When Elizabeth goes to Pemberley, she has already harshly declined Darcy's offer of marriage. However, during her visit, Darcy is polite and attentive to herself and her relatives. In addition, she learns from his sister, his housekeeper, and the townspeople that he is very well-respected and even beloved. This is a new view of Darcy that both challenges Elizabeth's first prejudices but also supports what she learned of her misconceptions from his letter.
Symbolically the chapter shows 'natural beauty'; not grandoise or OTT (compare this to Rosings, for example). The physical, subtle and understated nature of the grounds shows Darcy's ''inherent'' natural beauty. When she sees his statue this is a revelation of his ''true'' self encapsulated.

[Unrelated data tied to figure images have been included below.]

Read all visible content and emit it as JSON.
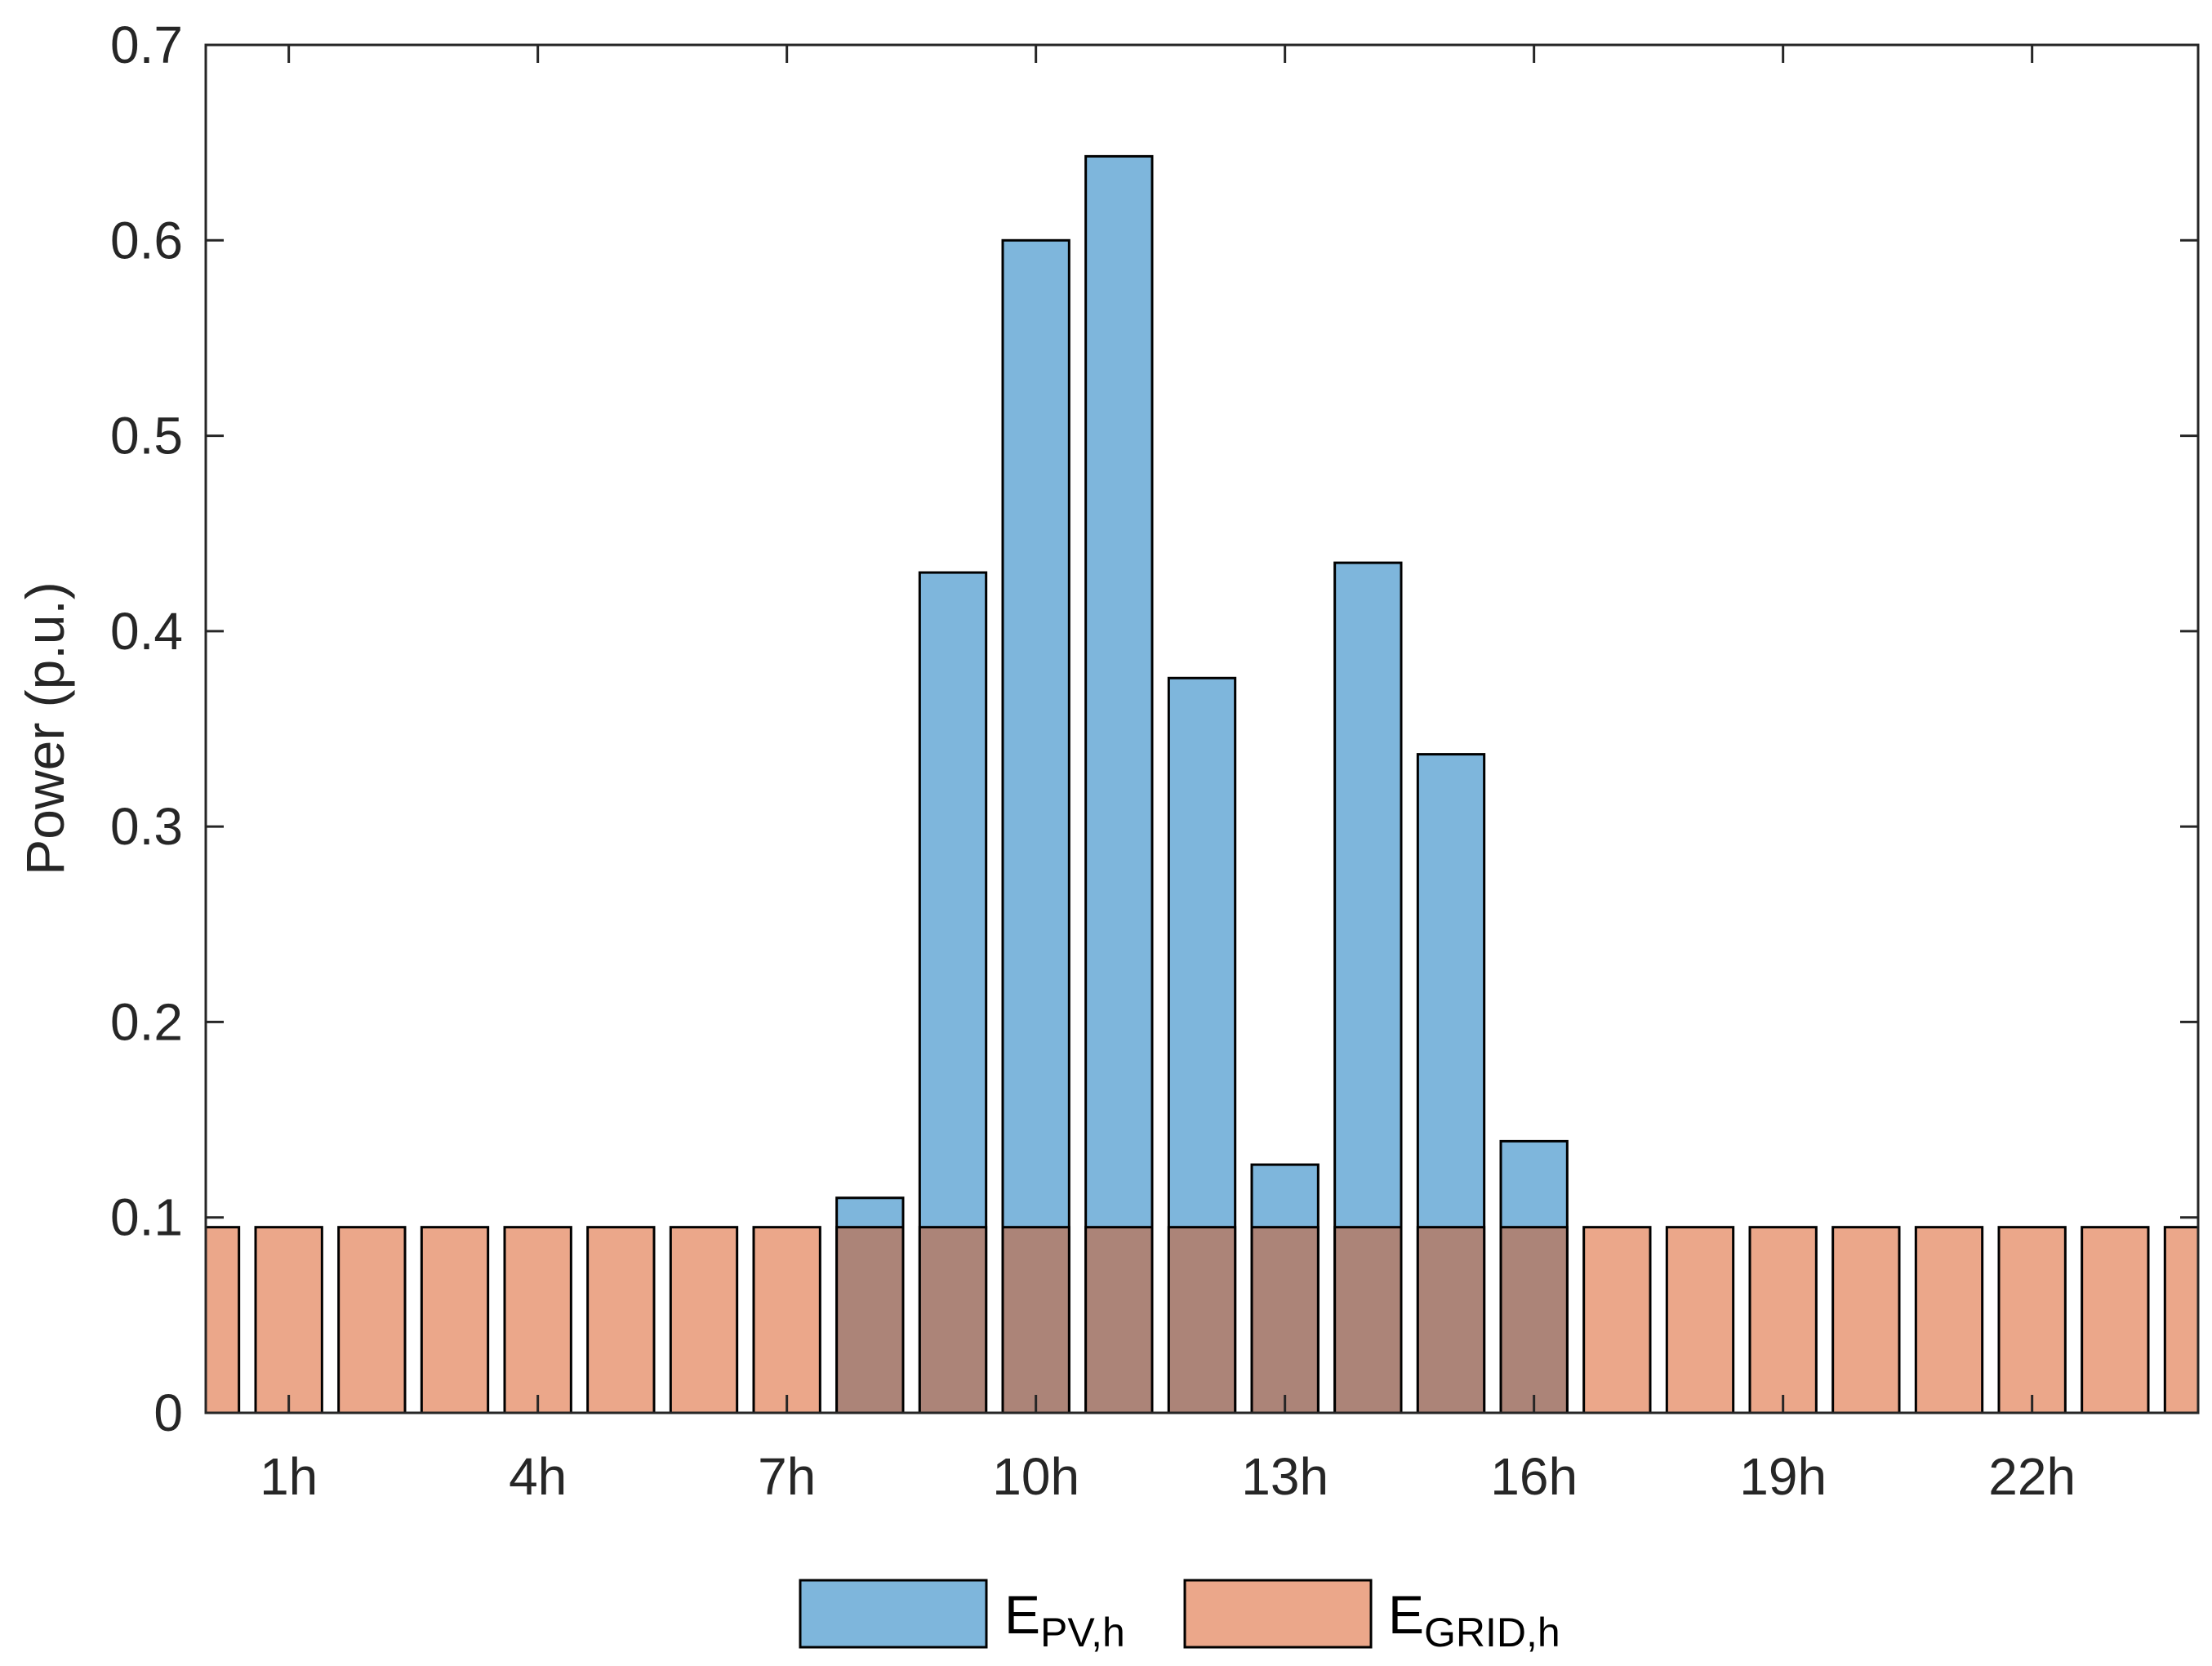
{
  "chart_data": {
    "type": "bar",
    "title": "",
    "xlabel": "",
    "ylabel": "Power (p.u.)",
    "ylim": [
      0,
      0.7
    ],
    "xlim": [
      0,
      24
    ],
    "yticks": [
      "0",
      "0.1",
      "0.2",
      "0.3",
      "0.4",
      "0.5",
      "0.6",
      "0.7"
    ],
    "ytick_values": [
      0,
      0.1,
      0.2,
      0.3,
      0.4,
      0.5,
      0.6,
      0.7
    ],
    "xticks": [
      "1h",
      "4h",
      "7h",
      "10h",
      "13h",
      "16h",
      "19h",
      "22h"
    ],
    "xtick_positions": [
      1,
      4,
      7,
      10,
      13,
      16,
      19,
      22
    ],
    "x": [
      0,
      1,
      2,
      3,
      4,
      5,
      6,
      7,
      8,
      9,
      10,
      11,
      12,
      13,
      14,
      15,
      16,
      17,
      18,
      19,
      20,
      21,
      22,
      23,
      24
    ],
    "series": [
      {
        "name": "E_PV,h",
        "color": "#7EB6DC",
        "values": [
          0,
          0,
          0,
          0,
          0,
          0,
          0,
          0,
          0.11,
          0.43,
          0.6,
          0.643,
          0.376,
          0.127,
          0.435,
          0.337,
          0.139,
          0,
          0,
          0,
          0,
          0,
          0,
          0,
          0
        ]
      },
      {
        "name": "E_GRID,h",
        "color": "#EBA78A",
        "values": [
          0.095,
          0.095,
          0.095,
          0.095,
          0.095,
          0.095,
          0.095,
          0.095,
          0.095,
          0.095,
          0.095,
          0.095,
          0.095,
          0.095,
          0.095,
          0.095,
          0.095,
          0.095,
          0.095,
          0.095,
          0.095,
          0.095,
          0.095,
          0.095,
          0.095
        ]
      }
    ],
    "overlap_color": "#AC8478",
    "legend": {
      "placement": "bottom-center",
      "entries": [
        {
          "base": "E",
          "sub": "PV,h",
          "color": "#7EB6DC"
        },
        {
          "base": "E",
          "sub": "GRID,h",
          "color": "#EBA78A"
        }
      ]
    }
  }
}
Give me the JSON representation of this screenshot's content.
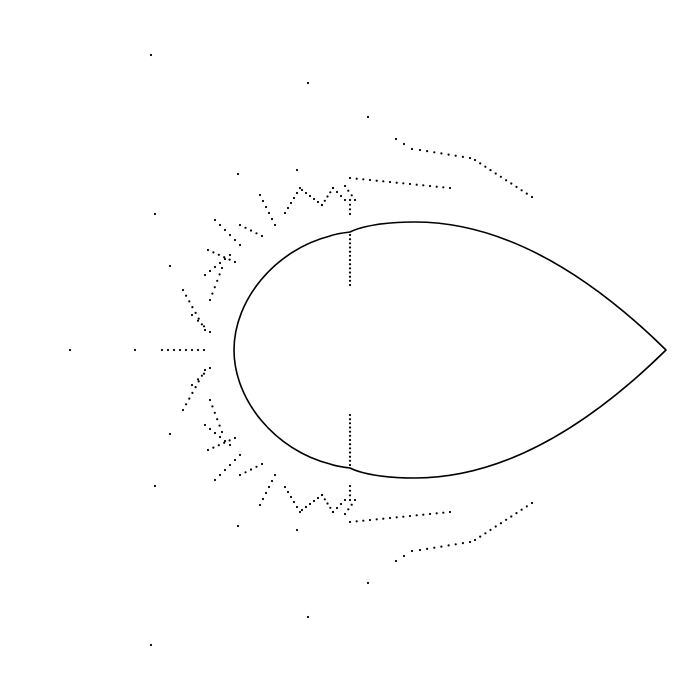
{
  "colors": {
    "background": "#ffffff",
    "ink": "#000000"
  },
  "figure": {
    "elements": [
      "teardrop-outline",
      "dotted-trajectories"
    ]
  }
}
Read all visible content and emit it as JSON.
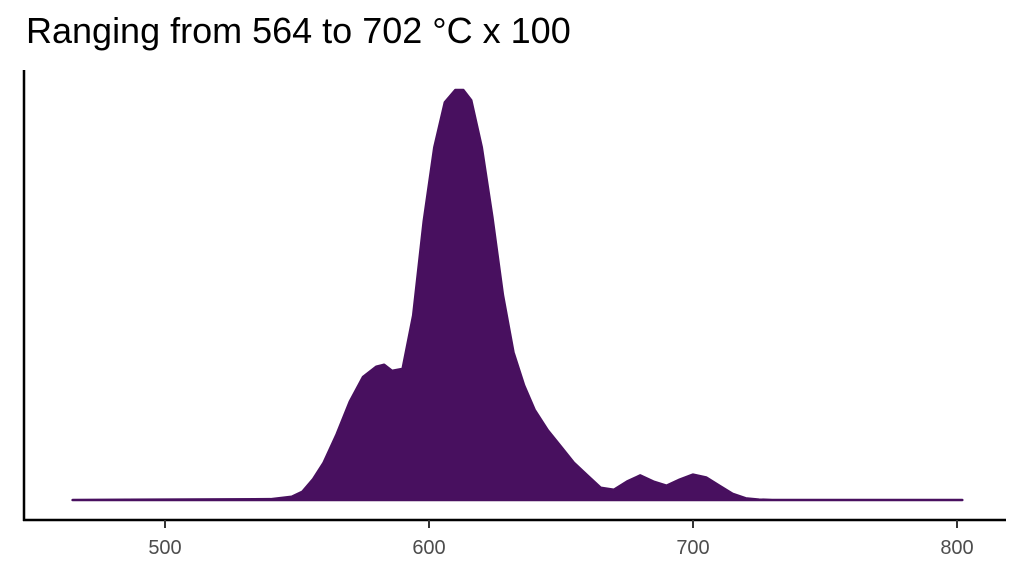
{
  "chart_data": {
    "type": "area",
    "title": "Ranging from 564 to 702 °C x 100",
    "xlabel": "",
    "ylabel": "",
    "xlim": [
      450,
      810
    ],
    "ylim": [
      0,
      1.05
    ],
    "x_ticks": [
      500,
      600,
      700,
      800
    ],
    "x_tick_labels": [
      "500",
      "600",
      "700",
      "800"
    ],
    "grid": false,
    "legend": "none",
    "fill_color": "#48105f",
    "series": [
      {
        "x": [
          465,
          540,
          548,
          552,
          556,
          560,
          565,
          570,
          575,
          580,
          583,
          586,
          590,
          594,
          598,
          602,
          606,
          610,
          613,
          616,
          620,
          624,
          628,
          632,
          636,
          640,
          645,
          650,
          655,
          660,
          665,
          670,
          675,
          680,
          685,
          690,
          695,
          700,
          705,
          710,
          715,
          720,
          725,
          730,
          740,
          802
        ],
        "y": [
          0.0,
          0.002,
          0.008,
          0.02,
          0.05,
          0.09,
          0.16,
          0.24,
          0.3,
          0.325,
          0.33,
          0.315,
          0.32,
          0.45,
          0.68,
          0.86,
          0.97,
          1.0,
          1.0,
          0.975,
          0.86,
          0.69,
          0.5,
          0.36,
          0.28,
          0.22,
          0.17,
          0.13,
          0.09,
          0.06,
          0.03,
          0.025,
          0.045,
          0.06,
          0.045,
          0.035,
          0.05,
          0.062,
          0.055,
          0.035,
          0.015,
          0.004,
          0.001,
          0.0,
          0.0,
          0.0
        ]
      }
    ]
  }
}
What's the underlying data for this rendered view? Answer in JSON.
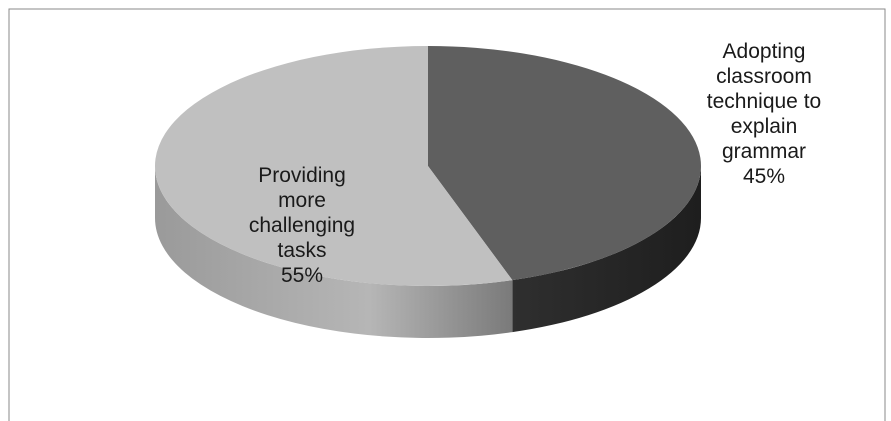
{
  "chart_data": {
    "type": "pie",
    "style": "3d",
    "title": "",
    "slices": [
      {
        "label_lines": [
          "Adopting",
          "classroom",
          "technique to",
          "explain",
          "grammar"
        ],
        "label_value": "45%",
        "value": 45,
        "color": "#5f5f5f",
        "side_color": "#2e2e2e"
      },
      {
        "label_lines": [
          "Providing",
          "more",
          "challenging",
          "tasks"
        ],
        "label_value": "55%",
        "value": 55,
        "color": "#c0c0c0",
        "side_color": "#8a8a8a"
      }
    ]
  }
}
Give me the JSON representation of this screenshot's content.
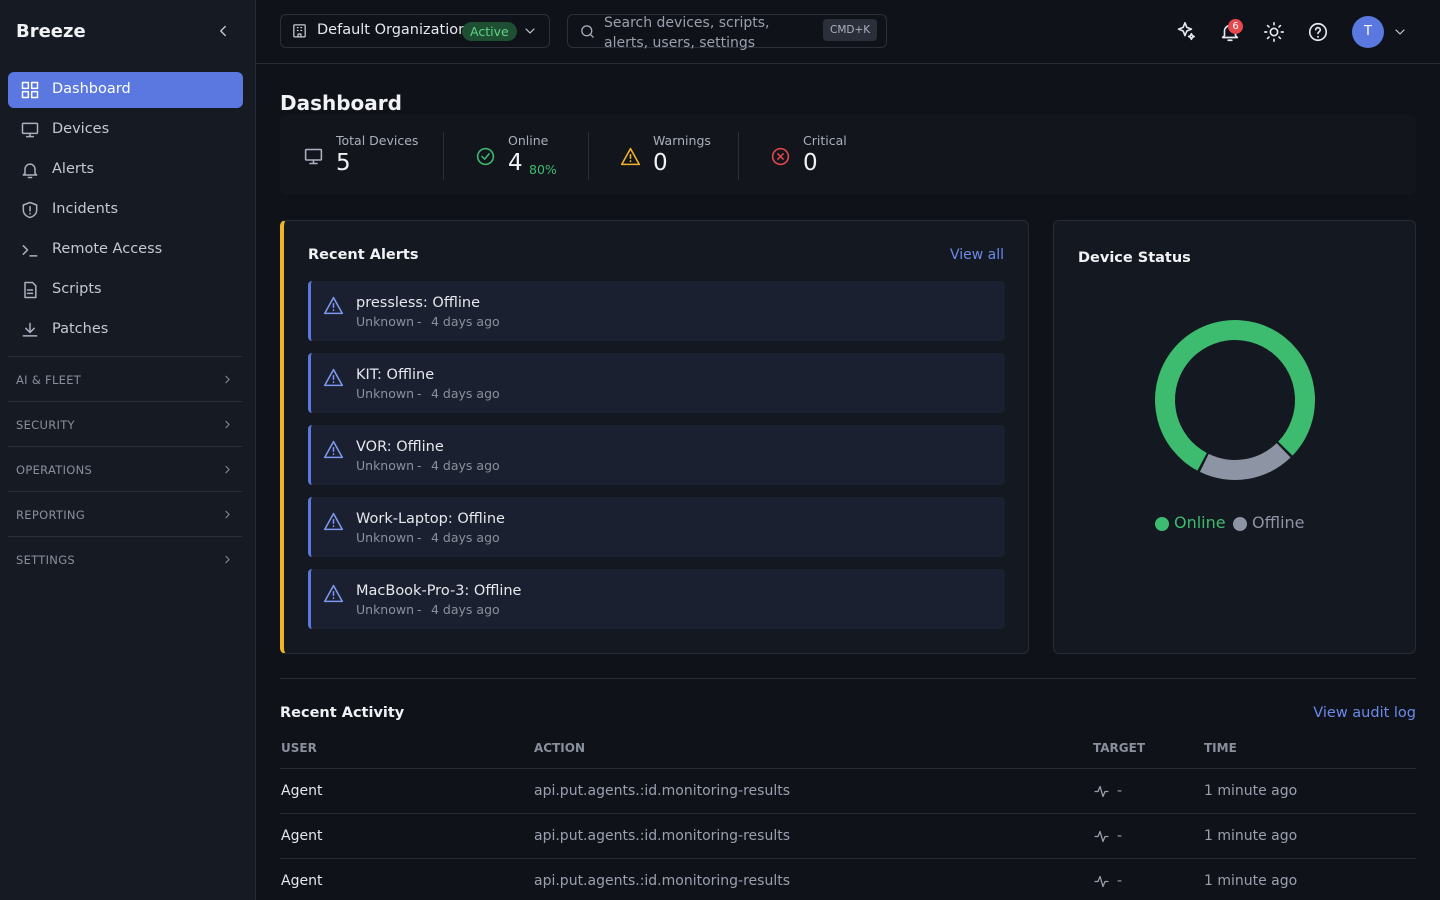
{
  "sidebar": {
    "brand": "Breeze",
    "nav": [
      "Dashboard",
      "Devices",
      "Alerts",
      "Incidents",
      "Remote Access",
      "Scripts",
      "Patches"
    ],
    "sections": [
      "AI & FLEET",
      "SECURITY",
      "OPERATIONS",
      "REPORTING",
      "SETTINGS"
    ]
  },
  "header": {
    "organization": "Default Organization",
    "status": "Active",
    "search": "Search devices, scripts, alerts, users, settings",
    "shortcut": "CMD+K",
    "notifications": 6,
    "avatar": "T"
  },
  "page_title": "Dashboard",
  "stats": [
    {
      "label": "Total Devices",
      "value": 5
    },
    {
      "label": "Online",
      "value": 4,
      "percent": "80%"
    },
    {
      "label": "Warnings",
      "value": 0
    },
    {
      "label": "Critical",
      "value": 0
    }
  ],
  "recent_alerts": {
    "title": "Recent Alerts",
    "link": "View all",
    "items": [
      {
        "title": "pressless: Offline",
        "source": "Unknown",
        "separator": "-",
        "time": "4 days ago"
      },
      {
        "title": "KIT: Offline",
        "source": "Unknown",
        "separator": "-",
        "time": "4 days ago"
      },
      {
        "title": "VOR: Offline",
        "source": "Unknown",
        "separator": "-",
        "time": "4 days ago"
      },
      {
        "title": "Work-Laptop: Offline",
        "source": "Unknown",
        "separator": "-",
        "time": "4 days ago"
      },
      {
        "title": "MacBook-Pro-3: Offline",
        "source": "Unknown",
        "separator": "-",
        "time": "4 days ago"
      }
    ]
  },
  "device_status": {
    "title": "Device Status",
    "series": [
      {
        "name": "Online",
        "value": 4,
        "color": "#3dbb6e"
      },
      {
        "name": "Offline",
        "value": 1,
        "color": "#8d94a3"
      }
    ]
  },
  "recent_activity": {
    "title": "Recent Activity",
    "link": "View audit log",
    "columns": [
      "USER",
      "ACTION",
      "TARGET",
      "TIME"
    ],
    "rows": [
      [
        "Agent",
        "api.put.agents.:id.monitoring-results",
        "-",
        "1 minute ago"
      ],
      [
        "Agent",
        "api.put.agents.:id.monitoring-results",
        "-",
        "1 minute ago"
      ],
      [
        "Agent",
        "api.put.agents.:id.monitoring-results",
        "-",
        "1 minute ago"
      ]
    ]
  }
}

There was a sub-genre in the Regency period called 'Great Country House Literature' (Johnson, one of Austen's biggest influences, is included in this genre). It is based on the fact that a house is a 'microorganism' of the person who stays there. So despite his wealth and supposed snobbery he does relish natural, Enlightened beauty.
Also some critics say that when Lizzy crosses the 'simple' bridge this can be interepreted as her 'crossing' over and defeating class boundaries towards him, eventually bringing them both together.
During her visit to Pemberley, Lizzy learns a lot about Darcy. Firstly, she, her aunt and her uncle speak to the housekeeper. She puts a different light on Darcy that other characters have, for example Wickham. She says that Darcy has never said a nasty word to her and is far from proud. This is the opposite of Lizzys first opinion of Darcy (prejudice). Darcy is different towards Lizzy when he sees her, which shows Lizzy that he is like the housekeeper says. She learns how kind he is to his sister, Georgiana.